People are showing up to demand more from their elected officials and their vetting that frustration out in completely unpredictable ways, and while I disagree with a lot of misplaced energy — blaming the other I think some of the energy is misplaced

When we stop long to think and get a leader who breaks through and starts to identify what’s really at the heart of some of these driving issue on the economy, on joblessness, on poverty and intergenerational poverty, on environment and why in Miami and in Brickell Avenue they have to shut down the roads after a normal, light rainfall.

Will your generation bring change on climate policy?

Gillum: I was elected as youngest city commissioner at the age of 23. Young people were hugely important to my winning. This is a watershed issue in our generation. We are part of what is helping to shift this conversation from a heady, white-wealthy-person-exclusive conversation to one that would look more like America because our generation is more reflective of the diversified nature of our country.

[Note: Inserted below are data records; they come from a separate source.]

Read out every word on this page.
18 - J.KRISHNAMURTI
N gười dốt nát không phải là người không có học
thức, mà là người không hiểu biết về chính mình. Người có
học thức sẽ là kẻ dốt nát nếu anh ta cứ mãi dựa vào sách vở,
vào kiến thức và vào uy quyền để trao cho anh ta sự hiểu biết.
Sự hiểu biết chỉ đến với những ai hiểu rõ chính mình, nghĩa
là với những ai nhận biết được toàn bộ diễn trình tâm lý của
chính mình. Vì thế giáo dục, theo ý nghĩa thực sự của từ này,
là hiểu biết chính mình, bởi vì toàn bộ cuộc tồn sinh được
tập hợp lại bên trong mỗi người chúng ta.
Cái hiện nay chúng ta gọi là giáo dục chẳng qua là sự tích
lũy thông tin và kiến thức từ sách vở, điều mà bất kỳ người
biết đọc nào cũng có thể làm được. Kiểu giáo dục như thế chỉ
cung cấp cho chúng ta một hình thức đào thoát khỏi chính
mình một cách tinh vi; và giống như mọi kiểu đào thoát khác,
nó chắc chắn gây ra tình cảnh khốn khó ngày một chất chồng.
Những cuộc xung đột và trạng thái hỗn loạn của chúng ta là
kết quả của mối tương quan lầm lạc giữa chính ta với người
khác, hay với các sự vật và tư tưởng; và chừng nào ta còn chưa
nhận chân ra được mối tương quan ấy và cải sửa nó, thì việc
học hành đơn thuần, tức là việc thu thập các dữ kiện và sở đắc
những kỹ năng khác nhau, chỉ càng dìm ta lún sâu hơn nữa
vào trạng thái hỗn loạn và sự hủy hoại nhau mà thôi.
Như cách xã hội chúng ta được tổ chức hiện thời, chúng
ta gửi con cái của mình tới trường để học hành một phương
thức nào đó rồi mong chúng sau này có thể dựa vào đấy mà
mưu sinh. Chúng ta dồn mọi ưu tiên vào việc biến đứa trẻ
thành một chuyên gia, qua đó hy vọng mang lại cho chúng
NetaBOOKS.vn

Finally, people of color will have a more substantial role in the decision-making. We come to this conversation being fully informed and fully equipped and fully embodying our generational priorities as well as our demographic shifts that the country has experienced.

So beyond this, do you intend on staying in government? Running for another office?

Gillum: I don’t know. Research done by Eagleton at Rutgers, showed at that time, that of members of congress, 50 percent were elected to office before the age of 35. Presidents of the U.S. in the 20th century: 63 percent of them served in elected office before the age of 35. So there’s an informal pipeline that exists. You throw a stone in that room and you’ll hit a future governor, a future member of congress, a future US Senator. What that means for me, I’m not completely sure yet.

Tell me more about YEO and what you’re trying to accomplish with the network

Gillum: What we try to encourage our members to do is to act on the edges of their authority. What I mean by that is most elected officials operate at the center of their authority being careful enough not to offend any group too much.

Sometimes leadership is setting the temperature and not just gauging it. To do that you have to operate sometimes in uncomfortable places in order to move not only your colleagues but to move the public will in a much more courageous direction. I wouldn’t have built it if we were just regurgitating the same kind of leadership.

The idea was to create a bolder, more unapologetic set of leaders.